EMMA THOMPSON: And where do you live, Mister Ryder?
MATTHEW GOODE: Paddington.
EMMA THOMPSON (in her expressive best -- she should have gotten this Oscar for this):
---- "You live in a railway station, Mister Ryder?

Now, what follows, is good for Gricean analysis.

GOODE sort of blushes -- this is a formal dining at Brideshead and he has already committed the gaffe of wearing the most inappropriate clothes -- when he KNEW he could have lent some from the Lord Flyte.

And then he mutters,

GOODE: Mmm. Sorry about that. [Or words to that effect].

PAUSE.

I thought he was going to provide the exact location, as I would, clumsily. Instead, he just goes:

"I live NEAR Paddington".

----

Or "Paddington Station", I forget.

NOW, anyone who KNOWS Paddington well -- I don't -- should HELP!

I know Waugh was such a snob, he would live in Islington, I think, but walk south all the way to Westminster W1 to deliver his correspondence from there, so that it would be marked W1, so I know what he meant!

Or not!

2 comments:

  1. I wouldn't say I knew Paddington well, but I do know that "Paddington" is a part of London.

    So does Google Maps, which says further.

    Paddington is an area of the City of Westminster, in Central London, England.
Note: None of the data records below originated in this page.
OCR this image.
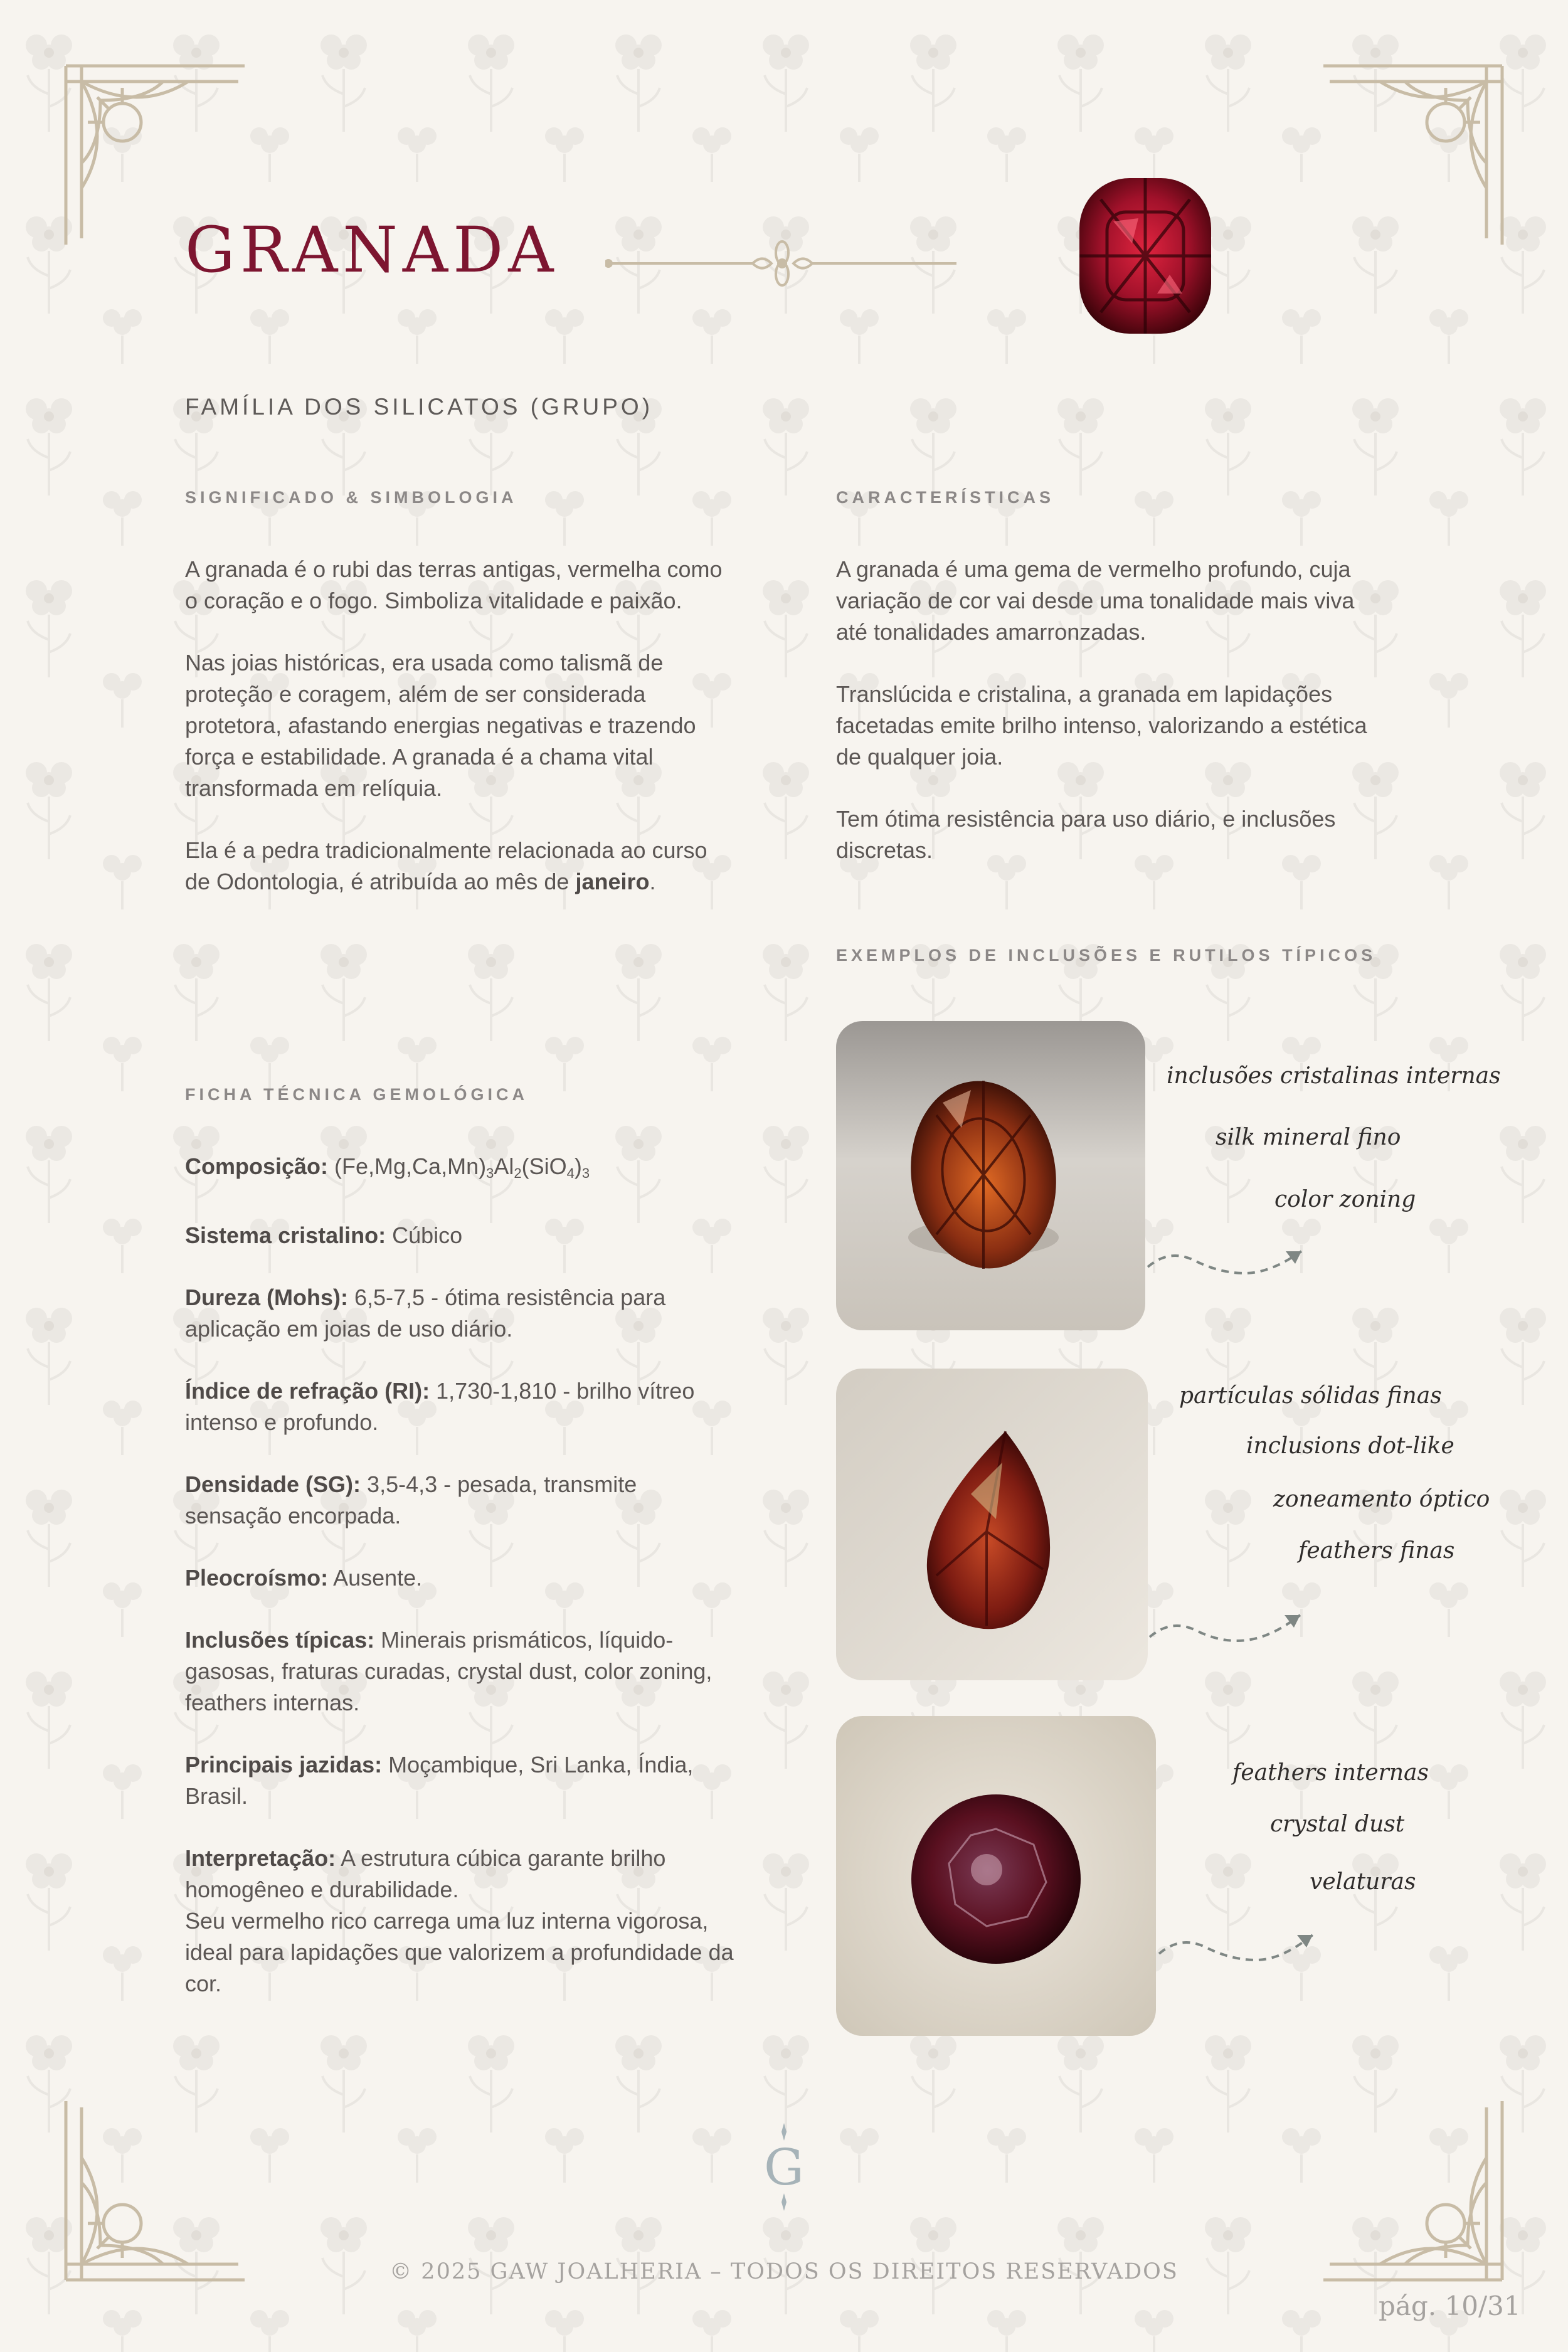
GRANADA
FAMÍLIA DOS SILICATOS (GRUPO)
SIGNIFICADO & SIMBOLOGIA

A granada é o rubi das terras antigas, vermelha como o coração e o fogo. Simboliza vitalidade e paixão.

Nas joias históricas, era usada como talismã de proteção e coragem, além de ser considerada protetora, afastando energias negativas e trazendo força e estabilidade. A granada é a chama vital transformada em relíquia.

Ela é a pedra tradicionalmente relacionada ao curso de Odontologia, é atribuída ao mês de janeiro.

CARACTERÍSTICAS

A granada é uma gema de vermelho profundo, cuja variação de cor vai desde uma tonalidade mais viva até tonalidades amarronzadas.

Translúcida e cristalina, a granada em lapidações facetadas emite brilho intenso, valorizando a estética de qualquer joia.

Tem ótima resistência para uso diário, e inclusões discretas.

EXEMPLOS DE INCLUSÕES E RUTILOS TÍPICOS
FICHA TÉCNICA GEMOLÓGICA

Composição: $(Fe,Mg,Ca,Mn)_3Al_2(SiO_4)_3$

Sistema cristalino: Cúbico

Dureza (Mohs): 6,5-7,5 - ótima resistência para aplicação em joias de uso diário.

Índice de refração (RI): 1,730-1,810 - brilho vítreo intenso e profundo.

Densidade (SG): 3,5-4,3 - pesada, transmite sensação encorpada.

Pleocroísmo: Ausente.

Inclusões típicas: Minerais prismáticos, líquido-gasosas, fraturas curadas, crystal dust, color zoning, feathers internas.

Principais jazidas: Moçambique, Sri Lanka, Índia, Brasil.

Interpretação: A estrutura cúbica garante brilho homogêneo e durabilidade.
Seu vermelho rico carrega uma luz interna vigorosa, ideal para lapidações que valorizem a profundidade da cor.

inclusões cristalinas internas
silk mineral fino
color zoning
partículas sólidas finas
inclusions dot-like
zoneamento óptico
feathers finas
feathers internas
crystal dust
velaturas
G
© 2025 GAW JOALHERIA – TODOS OS DIREITOS RESERVADOS
pág. 10/31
Formerly a metropolitan borough, it was integrated with Westminster and Greater London in 1965. Three important landmarks of the district are Paddington station, designed by the celebrated engineer Isambard Kingdom Brunel and opened in 1847; St Mary's Hospital and Paddington Green police station (the most important high-security ...

    So there are probably lots who live in Paddington, and the station is a mere landmark, among others.

    RBJ

    ReplyDelete
  2. Yes. I took my mother to see "Brideshead Revisited" and she couldn't stand Emma Thompson, poor darling -- poor darling Emma I mean. My mother objected: "We've seen her in so many roles she is HARDLY credible as Lady Marchmain."
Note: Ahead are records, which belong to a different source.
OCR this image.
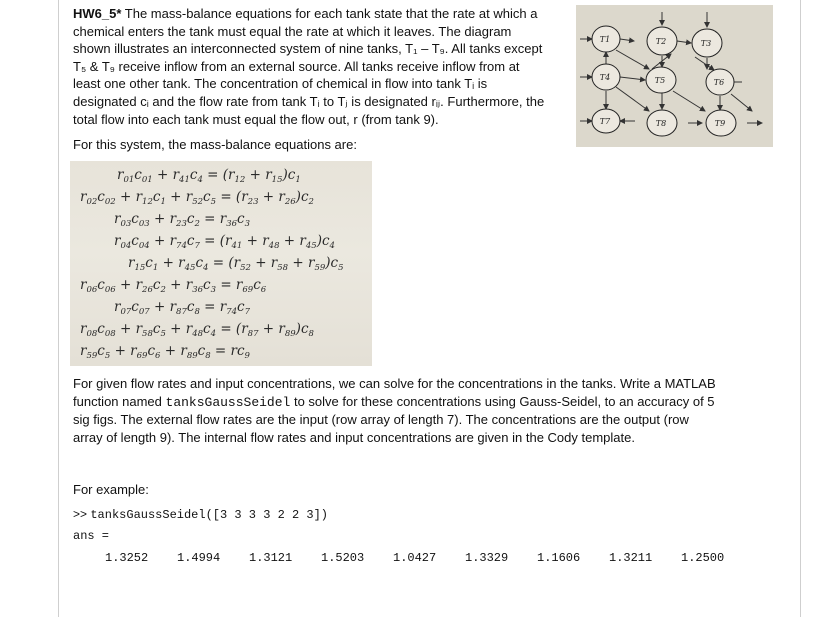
HW6_5* The mass-balance equations for each tank state that the rate at which a
chemical enters the tank must equal the rate at which it leaves. The diagram
shown illustrates an interconnected system of nine tanks, T₁ – T₉. All tanks except
T₅ & T₉ receive inflow from an external source. All tanks receive inflow from at
least one other tank. The concentration of chemical in flow into tank Tᵢ is
designated cᵢ and the flow rate from tank Tᵢ to Tⱼ is designated rᵢⱼ. Furthermore, the
total flow into each tank must equal the flow out, r (from tank 9).
T1	T2	T3
T4	T5	T6
T7	T8	T9
For this system, the mass-balance equations are:
$r_{01}c_{01} + r_{41}c_4 = (r_{12} + r_{15})c_1$
$r_{02}c_{02} + r_{12}c_1 + r_{52}c_5 = (r_{23} + r_{26})c_2$
$r_{03}c_{03} + r_{23}c_2 = r_{36}c_3$
$r_{04}c_{04} + r_{74}c_7 = (r_{41} + r_{48} + r_{45})c_4$
$r_{15}c_1 + r_{45}c_4 = (r_{52} + r_{58} + r_{59})c_5$
$r_{06}c_{06} + r_{26}c_2 + r_{36}c_3 = r_{69}c_6$
$r_{07}c_{07} + r_{87}c_8 = r_{74}c_7$
$r_{08}c_{08} + r_{58}c_5 + r_{48}c_4 = (r_{87} + r_{89})c_8$
$r_{59}c_5 + r_{69}c_6 + r_{89}c_8 = rc_9$
For given flow rates and input concentrations, we can solve for the concentrations in the tanks. Write a MATLAB
function named tanksGaussSeidel to solve for these concentrations using Gauss-Seidel, to an accuracy of 5
sig figs. The external flow rates are the input (row array of length 7). The concentrations are the output (row
array of length 9). The internal flow rates and input concentrations are given in the Cody template.
For example:
>> tanksGaussSeidel([3 3 3 3 2 2 3])
ans =
1.3252	1.4994	1.3121	1.5203	1.0427	1.3329	1.1606	1.3211	1.2500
    (Perhaps my mother remembers Emma Thompson's unladylike manners in "A tall man")

    I should check if this comes from Waugh or the mere scriptwriter for the film which opened last year I think. I saw it for the premiere, and I should revise whose the script is.

    So I would assume that Lady Marchmain is displaying the typical attitude of SOME. If Paddington is a railway station. Bloomsbury would be, "So you live in a museum". "Knightsbridge" becomes, "So you live in a store?" (meaning "Harrods") and so on. Stereotypical!

    On the other hand,

    Grice:

    --- A: Where does he live?
    --- B: Somewhere in the South of France

    projects OTHER types of implicatures. Or not!